«Mensonge, ici il n'y a jamais d'électricité ni de signal» : des Cubains contredisent la télévision officielle

Cubains dans le noir. Image générée par IAFoto © CiberCuba / Sora

Un reportage de la chaîne d'État Canal Caribe qui célèbre l'installation de panneaux solaires dans le centre téléphonique de Niquero, Granma, en tant que garantie de communications ininterrompues, a suscité des réactions de Cubains qui contredisent la version officielle.

Le vidéo publié par Canal Caribe sur Facebook présente en avant-première que 8 des 13 municipalités de Granma disposent déjà de structures photovoltaïques pour les télécommunications, et que le système installé à Niquero — d'une capacité de 30 kilowatts — garantit la téléphonie fixe, mobile et le service Nauta Hogar 24 heures sur 24.

Un fonctionnaire de Etecsa cité dans le reportage assure que « la couverture cellulaire dure toute la journée et jusqu'à environ 21 heures ou 22 heures, cela aux moments où il y a un déficit en électricité ».

Mais les commentaires sous la vidéo racontent une histoire radicalement différente.

Un résident de Granma le contredit sans détour : « Mensonge, je suis de Granma, quand il n'y a pas de courant, rien ne fonctionne, cela ne se produit que chez elle. »

Depuis Guisa, également dans la province de Granma, un autre Cubain est encore plus direct : « Ici, il n'y a jamais d'électricité ».

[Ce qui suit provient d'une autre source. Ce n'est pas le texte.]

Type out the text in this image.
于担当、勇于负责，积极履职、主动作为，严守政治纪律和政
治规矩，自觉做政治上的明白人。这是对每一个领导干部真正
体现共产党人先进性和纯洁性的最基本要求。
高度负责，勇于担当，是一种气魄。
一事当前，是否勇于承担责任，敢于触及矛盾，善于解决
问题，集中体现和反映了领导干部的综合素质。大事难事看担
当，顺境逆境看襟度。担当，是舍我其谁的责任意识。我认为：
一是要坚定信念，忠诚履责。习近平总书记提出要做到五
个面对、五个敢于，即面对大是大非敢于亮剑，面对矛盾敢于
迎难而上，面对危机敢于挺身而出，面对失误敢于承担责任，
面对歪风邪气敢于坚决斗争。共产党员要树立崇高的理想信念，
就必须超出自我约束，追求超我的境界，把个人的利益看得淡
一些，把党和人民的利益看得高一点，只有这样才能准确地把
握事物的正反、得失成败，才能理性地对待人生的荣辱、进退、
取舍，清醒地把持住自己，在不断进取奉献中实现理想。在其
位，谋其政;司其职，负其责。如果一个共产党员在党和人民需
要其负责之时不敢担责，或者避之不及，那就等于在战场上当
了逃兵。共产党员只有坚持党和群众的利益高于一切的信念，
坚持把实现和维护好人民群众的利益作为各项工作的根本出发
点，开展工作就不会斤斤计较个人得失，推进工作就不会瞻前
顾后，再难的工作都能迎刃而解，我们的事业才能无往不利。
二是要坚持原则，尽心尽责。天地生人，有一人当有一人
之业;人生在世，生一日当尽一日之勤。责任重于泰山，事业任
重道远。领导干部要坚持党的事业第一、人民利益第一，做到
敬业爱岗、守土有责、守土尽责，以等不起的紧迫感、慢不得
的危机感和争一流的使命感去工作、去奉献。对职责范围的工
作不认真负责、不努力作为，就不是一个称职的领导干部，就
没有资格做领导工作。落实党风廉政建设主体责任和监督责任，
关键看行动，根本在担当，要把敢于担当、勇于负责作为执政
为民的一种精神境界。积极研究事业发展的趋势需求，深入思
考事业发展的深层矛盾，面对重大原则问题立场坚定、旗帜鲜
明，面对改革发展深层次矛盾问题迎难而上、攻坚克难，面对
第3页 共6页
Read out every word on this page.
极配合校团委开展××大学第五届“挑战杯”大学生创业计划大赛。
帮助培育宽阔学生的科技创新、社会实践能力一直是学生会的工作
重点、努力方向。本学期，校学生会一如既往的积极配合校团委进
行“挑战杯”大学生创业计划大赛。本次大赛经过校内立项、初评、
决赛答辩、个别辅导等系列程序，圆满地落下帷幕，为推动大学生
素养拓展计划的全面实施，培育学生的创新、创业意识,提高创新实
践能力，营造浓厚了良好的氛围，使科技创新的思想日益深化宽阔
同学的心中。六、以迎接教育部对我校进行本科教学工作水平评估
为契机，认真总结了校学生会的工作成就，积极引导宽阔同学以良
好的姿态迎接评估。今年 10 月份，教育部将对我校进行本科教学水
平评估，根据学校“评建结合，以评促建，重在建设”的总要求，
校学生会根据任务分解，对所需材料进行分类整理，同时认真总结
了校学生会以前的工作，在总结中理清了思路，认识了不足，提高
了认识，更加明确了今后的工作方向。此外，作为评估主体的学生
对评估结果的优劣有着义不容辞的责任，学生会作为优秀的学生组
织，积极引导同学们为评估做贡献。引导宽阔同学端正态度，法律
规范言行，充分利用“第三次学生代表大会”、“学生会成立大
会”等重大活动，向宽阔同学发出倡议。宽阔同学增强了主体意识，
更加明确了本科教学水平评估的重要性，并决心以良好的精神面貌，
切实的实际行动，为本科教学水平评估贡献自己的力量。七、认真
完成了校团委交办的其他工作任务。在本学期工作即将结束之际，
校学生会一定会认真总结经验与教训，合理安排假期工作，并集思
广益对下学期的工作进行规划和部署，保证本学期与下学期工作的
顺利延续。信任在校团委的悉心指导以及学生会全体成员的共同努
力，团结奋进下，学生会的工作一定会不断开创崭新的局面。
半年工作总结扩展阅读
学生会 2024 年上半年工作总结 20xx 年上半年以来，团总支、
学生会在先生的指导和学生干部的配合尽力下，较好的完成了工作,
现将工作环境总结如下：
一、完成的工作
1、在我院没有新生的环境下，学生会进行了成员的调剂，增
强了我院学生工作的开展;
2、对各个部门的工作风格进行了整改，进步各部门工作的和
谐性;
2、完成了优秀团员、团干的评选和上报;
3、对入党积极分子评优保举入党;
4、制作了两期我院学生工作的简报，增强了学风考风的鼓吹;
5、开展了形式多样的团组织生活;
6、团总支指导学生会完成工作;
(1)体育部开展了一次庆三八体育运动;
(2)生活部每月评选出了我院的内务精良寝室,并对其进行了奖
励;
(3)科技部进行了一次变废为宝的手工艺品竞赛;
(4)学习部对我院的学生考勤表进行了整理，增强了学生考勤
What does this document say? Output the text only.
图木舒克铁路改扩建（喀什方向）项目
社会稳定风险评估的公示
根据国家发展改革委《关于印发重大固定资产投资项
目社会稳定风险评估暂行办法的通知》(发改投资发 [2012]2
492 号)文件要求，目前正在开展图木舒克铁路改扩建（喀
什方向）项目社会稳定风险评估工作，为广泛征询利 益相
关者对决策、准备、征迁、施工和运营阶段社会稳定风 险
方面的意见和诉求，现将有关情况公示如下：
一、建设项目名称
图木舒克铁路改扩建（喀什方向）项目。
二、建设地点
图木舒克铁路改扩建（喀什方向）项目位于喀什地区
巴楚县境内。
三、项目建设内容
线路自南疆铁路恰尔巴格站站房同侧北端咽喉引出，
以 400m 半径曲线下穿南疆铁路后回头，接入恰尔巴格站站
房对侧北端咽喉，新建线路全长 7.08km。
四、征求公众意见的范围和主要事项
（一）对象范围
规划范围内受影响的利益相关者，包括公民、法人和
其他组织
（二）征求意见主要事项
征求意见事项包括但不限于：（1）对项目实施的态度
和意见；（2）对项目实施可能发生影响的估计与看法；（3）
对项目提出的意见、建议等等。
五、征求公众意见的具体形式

Une résidente de Guane, Pinar del Río, reconnaît que des panneaux ont été installés dans sa municipalité, mais précise que l'avantage est minime : « Cela ne dure que quelques heures, et le reste du temps nous restons sans communication, et la téléphonie mobile ne fonctionne pas du tout à aucun moment. »

Depuis Holguín, un habitant du village de Fray Benito, dans la municipalité de Rafael Freyre, décrit l'inégalité engendrée par le programme : « Nous n'avons jamais de connexion ni de téléphone fixe, ni de Nauta Hogar, rien du tout, car nous sommes à 7 kilomètres du chef-lieu municipal et le signal d'Etecsa ne nous parvient pas, alors qu'eux bénéficient des communications 24 heures sur 24. »

D'autres commentateurs demandent que les bénéfices parviennent à Manzanillo, décrit comme « un désastre », et plusieurs qualifient le reportage directement de « menteurs » et « de vent ».

Le scepticisme est fondé. La propre Etecsa a admis en juin 2026 que ses batteries de secours ne couvrent que quelques heures pendant les coupures de courant, et qu'à ces moments-là, près de 47,5% des stations de base mobiles sont hors service, tandis que 56,5% des armoires de télécommunications sont affectées.

Le déficit de génération électrique à Cuba a atteint un record historique de 2 208 MW le 25 juin 2026, et le Système Électroénergétique National s'est effondré au moins cinq fois depuis le début de l'année, avec des coupures de courant dépassant 20 heures par jour dans de vastes zones du pays.

La dynamique présentée dans cette vidéo — des médias officiels montrant des avancées partielles comme des solutions totales, et des citoyens démentant dans les commentaires — est devenue un schéma récurrent : « Cela n'existe pas à Cuba, c'est un écran », résume l'un des commentaires. « Et si cela existe, c'est pour les dirigeants, pas pour le peuple ».